The second thing I have to point out is that bug bounty programs are inundated with garbage from people who don't know anything about programming and just blindly trust whatever the LLM says. We even have the 'author' reproducing this blind reinforcement in the article: "Tested Jan 2026. Confirmed working."
The third thing I have to point out is that the response from Valve is not actually shown. We, the reader, are treated to an LLM-generated paraphrasal of something they may or may not have actually said.
Is it possible this issue is real and that Valve responded the way they did? Perhaps, but the article alone leaves me extremely skeptical based on past experiences with LLM-generated bug bounty reports.
That was a typo on my side, should be "security".
>It seems fair to me that the security reporter vendor triaged this as not a security report. It feels like saying "the wedding venue kicked me out" when actually the third party bartender just cut you off.

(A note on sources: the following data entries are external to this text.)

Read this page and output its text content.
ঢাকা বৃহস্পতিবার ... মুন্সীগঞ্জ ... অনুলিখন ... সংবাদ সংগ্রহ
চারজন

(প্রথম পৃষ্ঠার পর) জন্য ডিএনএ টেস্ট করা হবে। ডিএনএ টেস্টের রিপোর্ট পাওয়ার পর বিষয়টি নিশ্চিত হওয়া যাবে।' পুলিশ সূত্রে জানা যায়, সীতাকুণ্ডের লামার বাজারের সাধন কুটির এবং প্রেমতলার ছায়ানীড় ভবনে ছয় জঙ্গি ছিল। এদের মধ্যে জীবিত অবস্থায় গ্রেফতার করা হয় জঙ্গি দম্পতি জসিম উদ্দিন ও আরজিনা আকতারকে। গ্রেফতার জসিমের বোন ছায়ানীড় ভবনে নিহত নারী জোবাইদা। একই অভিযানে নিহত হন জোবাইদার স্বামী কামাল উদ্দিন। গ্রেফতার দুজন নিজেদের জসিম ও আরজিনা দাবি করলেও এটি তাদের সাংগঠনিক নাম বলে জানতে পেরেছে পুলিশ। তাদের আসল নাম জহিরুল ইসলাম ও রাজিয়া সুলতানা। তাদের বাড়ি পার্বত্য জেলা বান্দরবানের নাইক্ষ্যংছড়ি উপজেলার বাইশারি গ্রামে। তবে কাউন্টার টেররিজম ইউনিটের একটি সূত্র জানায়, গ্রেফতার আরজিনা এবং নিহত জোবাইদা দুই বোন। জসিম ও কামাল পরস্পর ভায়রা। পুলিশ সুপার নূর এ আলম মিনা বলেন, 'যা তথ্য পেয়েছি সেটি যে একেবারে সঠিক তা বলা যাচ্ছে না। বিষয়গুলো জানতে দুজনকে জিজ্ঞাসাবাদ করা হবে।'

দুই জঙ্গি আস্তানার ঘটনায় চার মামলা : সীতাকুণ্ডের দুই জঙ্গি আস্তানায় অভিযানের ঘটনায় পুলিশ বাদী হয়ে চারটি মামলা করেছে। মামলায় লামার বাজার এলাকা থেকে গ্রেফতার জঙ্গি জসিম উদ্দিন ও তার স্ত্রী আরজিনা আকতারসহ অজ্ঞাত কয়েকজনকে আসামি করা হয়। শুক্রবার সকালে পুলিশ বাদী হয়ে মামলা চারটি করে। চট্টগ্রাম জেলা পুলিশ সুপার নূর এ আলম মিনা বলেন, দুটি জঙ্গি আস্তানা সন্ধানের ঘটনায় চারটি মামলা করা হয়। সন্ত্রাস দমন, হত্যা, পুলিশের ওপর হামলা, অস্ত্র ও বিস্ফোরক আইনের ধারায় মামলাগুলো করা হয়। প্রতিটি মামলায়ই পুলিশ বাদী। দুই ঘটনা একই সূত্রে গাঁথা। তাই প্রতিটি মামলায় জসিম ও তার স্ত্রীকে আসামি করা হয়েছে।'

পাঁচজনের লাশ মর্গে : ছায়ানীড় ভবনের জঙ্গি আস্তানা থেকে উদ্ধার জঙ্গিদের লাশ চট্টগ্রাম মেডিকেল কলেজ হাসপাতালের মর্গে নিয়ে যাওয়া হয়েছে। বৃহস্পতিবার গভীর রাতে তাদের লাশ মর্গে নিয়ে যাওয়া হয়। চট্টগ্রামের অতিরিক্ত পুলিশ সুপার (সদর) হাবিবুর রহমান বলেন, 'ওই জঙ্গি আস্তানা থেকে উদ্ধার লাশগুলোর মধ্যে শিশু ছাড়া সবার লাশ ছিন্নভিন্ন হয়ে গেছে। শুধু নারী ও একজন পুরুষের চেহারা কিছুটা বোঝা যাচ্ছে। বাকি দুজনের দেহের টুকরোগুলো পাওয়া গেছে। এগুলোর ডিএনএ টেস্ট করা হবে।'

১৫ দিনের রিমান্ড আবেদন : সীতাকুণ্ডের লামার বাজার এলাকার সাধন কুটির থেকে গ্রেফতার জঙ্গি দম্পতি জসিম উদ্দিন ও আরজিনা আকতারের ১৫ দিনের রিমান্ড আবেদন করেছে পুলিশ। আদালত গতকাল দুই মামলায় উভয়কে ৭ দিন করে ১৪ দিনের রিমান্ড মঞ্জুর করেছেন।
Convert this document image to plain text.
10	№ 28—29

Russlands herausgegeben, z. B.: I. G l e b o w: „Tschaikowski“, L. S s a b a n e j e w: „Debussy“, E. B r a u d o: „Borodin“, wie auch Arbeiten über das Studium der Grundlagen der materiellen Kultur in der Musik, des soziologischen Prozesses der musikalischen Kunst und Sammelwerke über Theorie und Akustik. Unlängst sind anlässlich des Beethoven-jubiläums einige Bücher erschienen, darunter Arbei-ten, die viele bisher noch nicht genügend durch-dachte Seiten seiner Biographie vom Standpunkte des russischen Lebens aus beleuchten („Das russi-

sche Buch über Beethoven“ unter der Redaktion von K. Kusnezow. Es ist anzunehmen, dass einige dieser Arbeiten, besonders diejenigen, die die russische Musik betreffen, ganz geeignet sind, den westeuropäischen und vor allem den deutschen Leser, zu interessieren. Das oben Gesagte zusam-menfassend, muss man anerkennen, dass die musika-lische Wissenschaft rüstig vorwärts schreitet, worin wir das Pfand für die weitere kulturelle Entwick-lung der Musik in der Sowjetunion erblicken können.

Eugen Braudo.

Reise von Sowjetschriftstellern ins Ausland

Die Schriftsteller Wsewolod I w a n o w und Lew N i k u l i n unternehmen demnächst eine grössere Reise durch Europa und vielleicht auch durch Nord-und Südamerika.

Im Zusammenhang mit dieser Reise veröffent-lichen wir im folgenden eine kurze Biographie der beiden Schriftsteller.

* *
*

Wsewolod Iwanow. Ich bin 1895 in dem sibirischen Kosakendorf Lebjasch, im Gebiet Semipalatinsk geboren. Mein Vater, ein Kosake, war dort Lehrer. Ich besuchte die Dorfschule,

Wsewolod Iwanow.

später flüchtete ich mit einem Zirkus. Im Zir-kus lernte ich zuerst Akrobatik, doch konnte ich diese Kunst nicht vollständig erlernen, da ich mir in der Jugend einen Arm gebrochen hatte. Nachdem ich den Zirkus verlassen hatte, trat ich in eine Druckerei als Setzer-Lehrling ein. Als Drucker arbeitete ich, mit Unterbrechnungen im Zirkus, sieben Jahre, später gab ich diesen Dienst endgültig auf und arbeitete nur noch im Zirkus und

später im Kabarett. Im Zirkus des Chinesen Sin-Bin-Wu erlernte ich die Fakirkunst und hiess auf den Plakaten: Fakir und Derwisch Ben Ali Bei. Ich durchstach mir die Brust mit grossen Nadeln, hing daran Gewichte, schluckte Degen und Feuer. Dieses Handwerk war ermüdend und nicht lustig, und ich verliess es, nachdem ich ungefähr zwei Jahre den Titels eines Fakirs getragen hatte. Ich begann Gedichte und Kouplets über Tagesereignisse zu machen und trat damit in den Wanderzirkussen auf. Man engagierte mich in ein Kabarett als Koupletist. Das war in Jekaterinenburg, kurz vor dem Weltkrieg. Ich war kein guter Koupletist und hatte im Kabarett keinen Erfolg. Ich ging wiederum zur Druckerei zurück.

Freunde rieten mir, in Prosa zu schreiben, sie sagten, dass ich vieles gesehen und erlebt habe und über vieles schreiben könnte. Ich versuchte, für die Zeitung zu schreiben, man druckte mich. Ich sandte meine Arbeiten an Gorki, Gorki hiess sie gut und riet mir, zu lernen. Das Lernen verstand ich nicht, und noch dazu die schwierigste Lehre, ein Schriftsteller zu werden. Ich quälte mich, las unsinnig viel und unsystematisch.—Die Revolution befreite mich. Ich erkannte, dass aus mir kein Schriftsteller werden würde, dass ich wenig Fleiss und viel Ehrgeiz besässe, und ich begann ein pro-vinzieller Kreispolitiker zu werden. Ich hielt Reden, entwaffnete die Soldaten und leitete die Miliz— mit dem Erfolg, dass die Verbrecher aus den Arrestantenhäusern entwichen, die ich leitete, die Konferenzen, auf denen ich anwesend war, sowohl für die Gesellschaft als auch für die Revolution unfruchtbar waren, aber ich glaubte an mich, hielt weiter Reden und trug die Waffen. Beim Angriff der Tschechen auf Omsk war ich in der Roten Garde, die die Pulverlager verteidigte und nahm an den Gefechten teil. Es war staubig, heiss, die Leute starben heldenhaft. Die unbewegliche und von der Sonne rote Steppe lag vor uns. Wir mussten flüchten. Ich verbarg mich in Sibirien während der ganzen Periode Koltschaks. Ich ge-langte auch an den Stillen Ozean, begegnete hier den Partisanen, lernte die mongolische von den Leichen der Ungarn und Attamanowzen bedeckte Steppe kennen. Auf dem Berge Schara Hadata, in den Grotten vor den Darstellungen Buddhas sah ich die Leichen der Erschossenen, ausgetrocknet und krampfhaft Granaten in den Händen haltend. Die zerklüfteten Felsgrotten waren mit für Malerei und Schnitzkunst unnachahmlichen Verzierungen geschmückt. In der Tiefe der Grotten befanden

For all intents and purposes getting your report marked as "informative" or whatever is the same as your report being rejected. To claim otherwise is just playing word games, like "it's not a bug, it's a feature". That's not to say that the OP is objectively correct that it's a security issue, but for the purposes of this argument what OP wrote (ie. 'Valve: "WontFix"' and Valve closed it as "Informative.") is approximately correct. If you contact a company to report a bug, and that company routes it to some third party support contractor (microsoft does this, I think), and the support contractor replies "not a bug, won't fix", it's fair to characterize that as "[company] rejected my bug report!", even if the person who did it was some third party contractor.